Jetzt heißt es: Zehren vom Winterspeck der Erinnerung. Wie gut, dass ich noch in Stresa war.
Vor kurzem flatterte eine etwas verspätete Postkarte ins Haus: Grüße aus Los Cristianos. Sie kam wie aus einer tiefen Vergangenheit, die noch gar nicht lang her ist und doch unerreichbar fern: damals, als man noch nach Teneriffa fliegen konnte! Ich hebe diese Karte auf, sie ist mir teuer, ebenso wie Dinge, die mich an das „kurz Vorher“ erinnern. Froh bin ich auch um eine letzte Reise, die mich in der zweiten Februarhälfte von Mailand aus (ja!) durchs Tessin in die Schweiz führte. Ich war im Zweifel gewesen, ob diese Reise wirklich nötig sei, damals. Aber jetzt ist sie mir so wichtig. Ich habe in dem herrlich verfallenen Ort Stresa am Lago Maggiore gesessen für einen Tag, ich war in Bern bei schönstem Vorfrühlingswetter. In Luzern feierte man Fasching, und ich verbrachte die Zeit in einer Wohnung mit grandiosem Blick auf den Hausberg, den Pilatus, den ich zu zeichnen versuchte. Wie traumwandlerisch fuhr ich weiter über Zürich zurück nach Wien, und immer schienen kurz hinter mir die Türen zuzufallen. Aber ich war noch hindurchgeschlüpft. In Luzern hatte mir eine befreundete Modemacherin ein Halstuch geschenkt, das trage ich jetzt und denke an sie und ihr Geschäft, das die Krise hoffentlich gut überstehen wird.
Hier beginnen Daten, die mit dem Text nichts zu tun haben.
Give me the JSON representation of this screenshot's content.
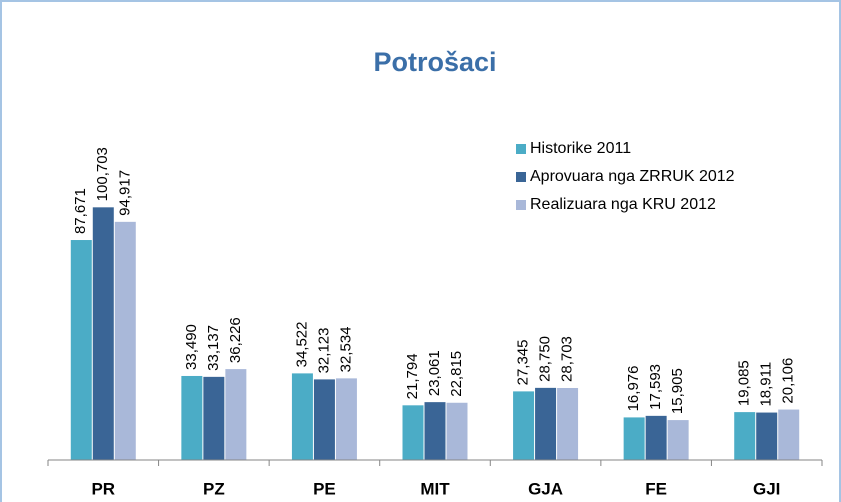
{
  "chart_data": {
    "type": "bar",
    "title": "Potrošaci",
    "categories": [
      "PR",
      "PZ",
      "PE",
      "MIT",
      "GJA",
      "FE",
      "GJI"
    ],
    "series": [
      {
        "name": "Historike  2011",
        "color": "#4bacc6",
        "values": [
          87671,
          33490,
          34522,
          21794,
          27345,
          16976,
          19085
        ],
        "value_labels": [
          "87,671",
          "33,490",
          "34,522",
          "21,794",
          "27,345",
          "16,976",
          "19,085"
        ]
      },
      {
        "name": "Aprovuara nga ZRRUK  2012",
        "color": "#3a6596",
        "values": [
          100703,
          33137,
          32123,
          23061,
          28750,
          17593,
          18911
        ],
        "value_labels": [
          "100,703",
          "33,137",
          "32,123",
          "23,061",
          "28,750",
          "17,593",
          "18,911"
        ]
      },
      {
        "name": "Realizuara nga KRU 2012",
        "color": "#a9b8d9",
        "values": [
          94917,
          36226,
          32534,
          22815,
          28703,
          15905,
          20106
        ],
        "value_labels": [
          "94,917",
          "36,226",
          "32,534",
          "22,815",
          "28,703",
          "15,905",
          "20,106"
        ]
      }
    ],
    "ylim": [
      0,
      110000
    ],
    "legend": "upper right"
  }
}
Jetzt wird nichts Neues gekauft, keine Reise unternommen, jetzt wird gezehrt vom Winterspeck der Erinnerungen. In dem Blick auf das „kurz Davor“ liegt nicht nur nostalgische Sehnsucht, sondern auch eine tiefe Befriedigung: Das hab ich noch geschafft! Als hätte sich etwas durch den Zeittunnel hindurch gerettet: eine Zeichnung, ein Halstuch, Erinnerungen an Stresa und eine Postkarte.
Andrea Roedig
liebt das Hinausgehen ins Freie – zu Fuß und im Kopf. Wohnstatus: ohne Garten, ohne Terrasse. Aber die beiden Sitzkissen am Fußboden vor dem Fenster heißen „Balkon“ – immerhin. Sprache kann die Welt verändern.